The reason I seem to spend more time opposing homosexuals is because they advocate that homosexuality is moral. You do not generally see thieves claiming that it is moral to steal--they slink about and try not to get caught. Likewise, adulterers hide their actions, then act repentent when they get caught. See, e.g., Sen Edwards and Tiger Woods. The first step towards repentence is to realize that what you are doing is morally wrong.

Alonzo Fyfe said...

You say that a child nor a corpse nor an animal can enter a contract. That's because of the way that society chooses to define a contract.

So, do you hold that the difference between rape and consentual sex, or between theft and borrowing, between assault with a deadly weapon and surgery, all rest on a purely arbitrary distinction.

I hold that this difference is grounded on reason. It is grounded on whether it is reasonable to believe whether the state of affairs that will result from an act will conform to the interests of all of those who will be affected.

You have no right to assume that I will consent to give you $500. You must ask. If I say 'no', then it would be an act of theft for you to take the money. If I am incapable of giving informed consent, due to being unconscious or mentally impaired or then you must assume that the answer is 'no' unless and until I am competent to give some other answer.

Corpses, animals, and young children are not competent to give a fully informed answer to the question of whether they wish to participate in such activities. As such, the answer shall be assumed to be 'no' until the agent is in a state where the agent can give a competent answer. With respect to corpses and animals, this will never happen. With respect to children, it happens with adulthood.
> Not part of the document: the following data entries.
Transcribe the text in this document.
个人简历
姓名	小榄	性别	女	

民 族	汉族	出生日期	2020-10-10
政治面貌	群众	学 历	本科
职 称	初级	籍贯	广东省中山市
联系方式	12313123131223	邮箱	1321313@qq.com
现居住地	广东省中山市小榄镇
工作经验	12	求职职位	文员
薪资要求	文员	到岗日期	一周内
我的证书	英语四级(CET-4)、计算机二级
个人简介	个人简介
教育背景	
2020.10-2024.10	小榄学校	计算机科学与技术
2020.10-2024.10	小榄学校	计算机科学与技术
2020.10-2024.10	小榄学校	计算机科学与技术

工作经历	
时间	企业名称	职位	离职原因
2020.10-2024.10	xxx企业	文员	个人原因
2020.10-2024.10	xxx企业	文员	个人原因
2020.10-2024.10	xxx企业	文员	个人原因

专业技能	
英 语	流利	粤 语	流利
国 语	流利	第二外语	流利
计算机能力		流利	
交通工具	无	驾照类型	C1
Otherwise, we risk living in a state where people routinely perform actions harmful to others - fulfilling their desires at the expense of those who lack the capacity to give informed consent as to how the state relates to their own wishes. We have reason to avoid denigrating into such a state, so we have reason to institute the doctrine of consent in determining whether certain actions shall be permitted or condemned.

John Doe said...

Alonzo, I am not disputing that your version of morality "makes sense" and is founded on a certain logic. I'm using your "logic" against you: I think it breaks down in the case of necrofiliacs and those who have sex with animals.

Certainly, the dead can make their consent known re the disposition of their property after death. Are you saying that if they "consent" to having their corpse be used as a sex object that it is morally acceptable then for necrophelia? People can and do dictate their desires as to how their corpses are treated after death. Burial or cremation, organ donor or body donated to medical school for use as a cadaver. Is there some special reason why they can't donate their body for use as a sex object?

And are you arguing that it would be morally acceptable for humans to have sex with animals so long as they consent? We don't typically need "consent" from our animals as to how we treat them. The only restriction is that we cannot treat them cruelly. To put a crude point on it, so long as the horse seems to enjoy it, is that morally acceptable? Why do you draw the line at sex? People can keep their dogs on a leash, and pen up their animals, against their "consent." Is there some special rule that applies to sex that does not apply to other ways that we treat our animals?

According to your "logic" what "harm" is done by having sex with a corpse or to animals (that seem to enjoy it)? To me, it seems as though you believe that such acts are morally reprehensible per se, but you are straining to find some logical reason to back up your belief.